DETERMINANTS OF DIRECT CORPORATE EU LOBBYING

  1. Direct Corporate EU lobbying by non-EU corporations: Transnational corporations from outside the EU face incentives for direct political action that are not shared by firms from within the Member States: The absence of government patrons (member government with which they could work on European matters) that can advance and safeguard the interests of their national business communities in EU policy-making institutions. This logic applies to US, Japanese and Korean firms producing for global markets, including the common market of the EU. It also applies to firms from countries neighbouring the EU with very strong trade links to EU countries and from within the European Economic Area (EEA) that operate primarily within a common European market but are without government patronage at the EU level.
  2. Direct Corporate EU lobbying increases with firm size: The EU is indeed sufficiently important to attract lobbying from firms headquartered both inside and outside the EU: Its institutions legislate on the terms under which goods and services can be produced and traded in what is the largest economy in the world. Many businesses bear the costs or obtain the benefits of EU policies. But firms have neither equal resources nor equal incentives to participate politically, particularly if that participation takes place beyond national borders. Large firms with sufficient resources, a stake in the policy issue and the size to attract the attention of regulators ware more likely to lobby.
  3. Direct Corporate EU lobbying increases with government involvement in a firm’s operations: A company’s efforts to influence government decisions are a consequence of the level of government involvement through its use of coercive powers and through its distribution of resources in their operations and industry. Government involvement can take the form of regulation, subsidies or procurement. Of these, regulation is by far the most important mode of EU involvement in firms’ operations. Direct lobbying in the EU is indeed driven by legislative and regulatory activity. But the area of subsidies is also highly relevant. First, EU regulation on state aid directly affects the ability of firms to obtain subsidies from national governments. Second, firms are significant recipients of research and development funds under the EU’s ‘Framework programmes’. Crucially exposure to government action varies across firms and industries.
  4. Direct Corporate EU lobbying increases with the degree of industry concentration: Firms decide to participate politically under either of two conditions: First, they participate when government policies have a specific private effect rather than an industry- or business-wide public effect. Alternatively, they participate politically to secure a public or collective good when a firm is sufficiently large, or the industry sufficiently small, that the firm gets ‘such a large fraction of the total benefit that they find it worthwhile to see the collective good is provided, even if they have to pay the entire cost . These factors are commonly assumed to be reflected in indicators of market structure such as industry concentration.

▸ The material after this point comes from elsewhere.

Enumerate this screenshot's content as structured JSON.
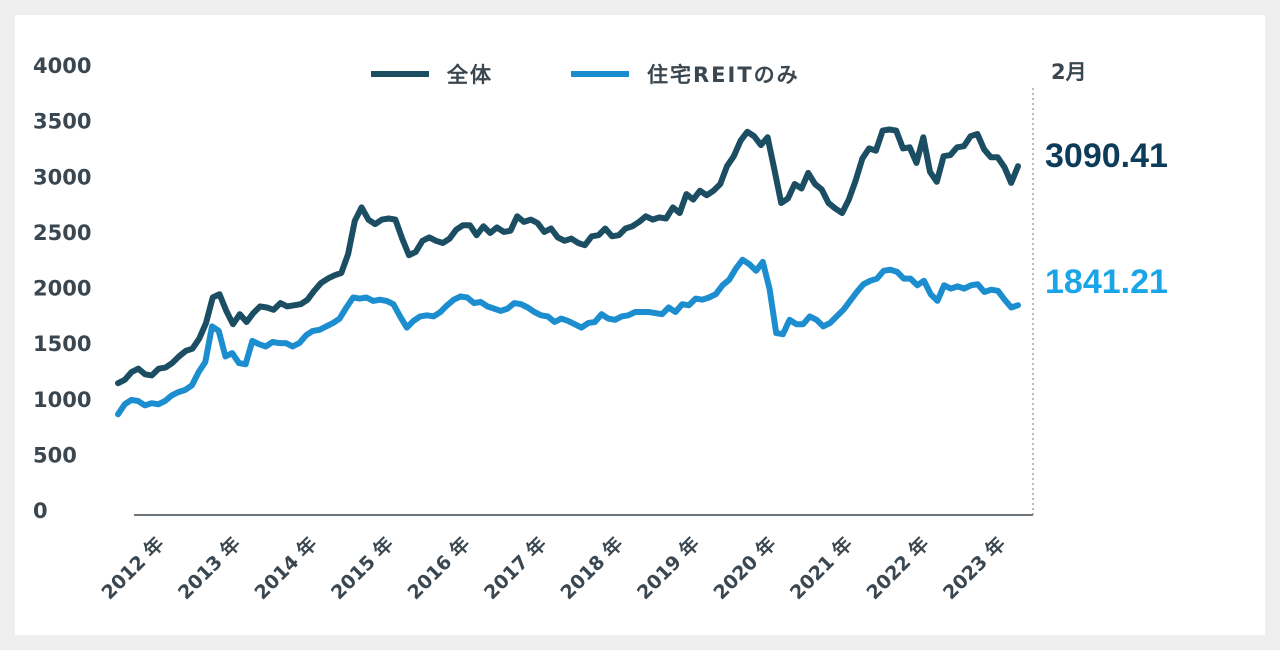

  5. Direct Corporate EU lobbying increases for companies with no Member State patron: Firms with the resources and incentives to lobby adjust tactically to the particular opportunities for representing interests offered by policy arenas. In the EU institutional context, the firm-level propensity to lobby is linked to two distinct dimensions of the firm’s home country: whether or not the country is an EU member; and the country’s mode of interest group intermediation . The first dimension is a simple adaptation of the profit-seeking model to the differential availability of government patrons and to the strength of the patron. Despite an increasing supranationalization of EU policy-making through co-decision procedures and qualified majority voting, following the national route through their home countries’governments and the Council of Ministers remains an important option for business actors. Firms from EU member states enlist national governments to represent their interests in EU policy more effectively than do firms from non-EU member countries. Companies operating in EU markets but without the option to pursue interest representation through government patrons with a formal presence in EU decision-making bodies are particularly active in the EU policy arena to compensate for the lack of a Member State patron. The availability of interest representation through national channels affects a firm’s political tactics.

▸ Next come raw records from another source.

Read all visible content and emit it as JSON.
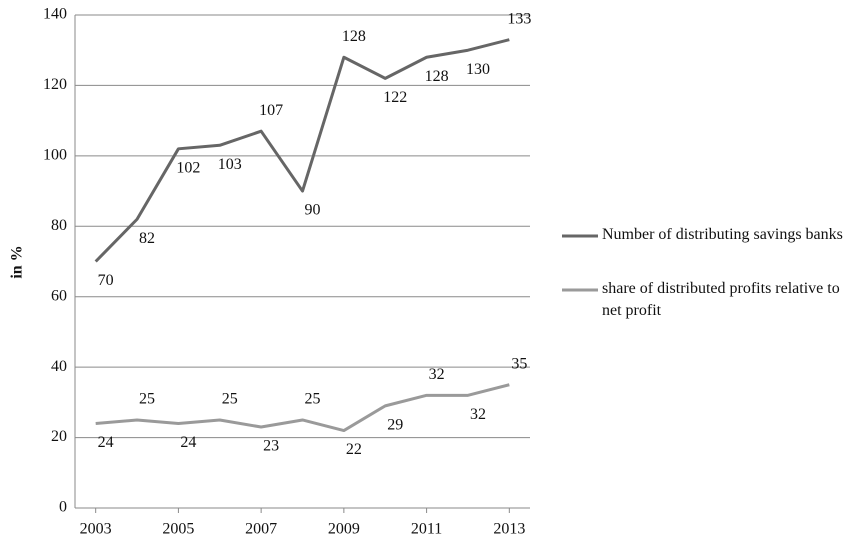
{
  "chart_data": {
    "type": "line",
    "y_label": "in %",
    "x": [
      2003,
      2004,
      2005,
      2006,
      2007,
      2008,
      2009,
      2010,
      2011,
      2012,
      2013
    ],
    "xlim": [
      2002.5,
      2013.5
    ],
    "xticks": [
      2003,
      2005,
      2007,
      2009,
      2011,
      2013
    ],
    "ylim": [
      0,
      140
    ],
    "yticks": [
      0,
      20,
      40,
      60,
      80,
      100,
      120,
      140
    ],
    "grid": true,
    "legend": "right",
    "series": [
      {
        "name": "Number of distributing savings banks",
        "color": "#666666",
        "values": [
          70,
          82,
          102,
          103,
          107,
          90,
          128,
          122,
          128,
          130,
          133
        ]
      },
      {
        "name": "share of distributed profits relative to net profit",
        "color": "#9a9a9a",
        "values": [
          24,
          25,
          24,
          25,
          23,
          25,
          22,
          29,
          32,
          32,
          35
        ]
      }
    ]
  }
}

  6. Direct Corporate EU lobbying varies inversely inversely with the institutional power of the Member State patron: Patrons do not have equal influence in EU policy-making procedures and negotiations. There are numerous dimensions affecting the influence of EU Member States; one important dimension is the political weight accorded to them in EU policy-making bodies.
  7. Direct Corporate Direct EU lobbying varies inversely with the level of politico-economic integration or corporatism in the firm’s home country: Firms from pluralist contexts adapt more easily to EU-level interest representation than do firms that have been socialized in more integrated politico-economic systems.
  8. Direct Corporate EU lobbying increases with the strength of countervailing interests in a firm’s home country: In countries with strong and institutionally empowered countervailing interests (labour, consumer,environmental groups)  business interests have an incentive to shift policy debates away from the national level. Furthermore, a strong domestic influence of trade unions and green parties might reduce the willingness and ability of governments to represent business interests at the EU level; this might thereby increase firm incentives to become directly politically active.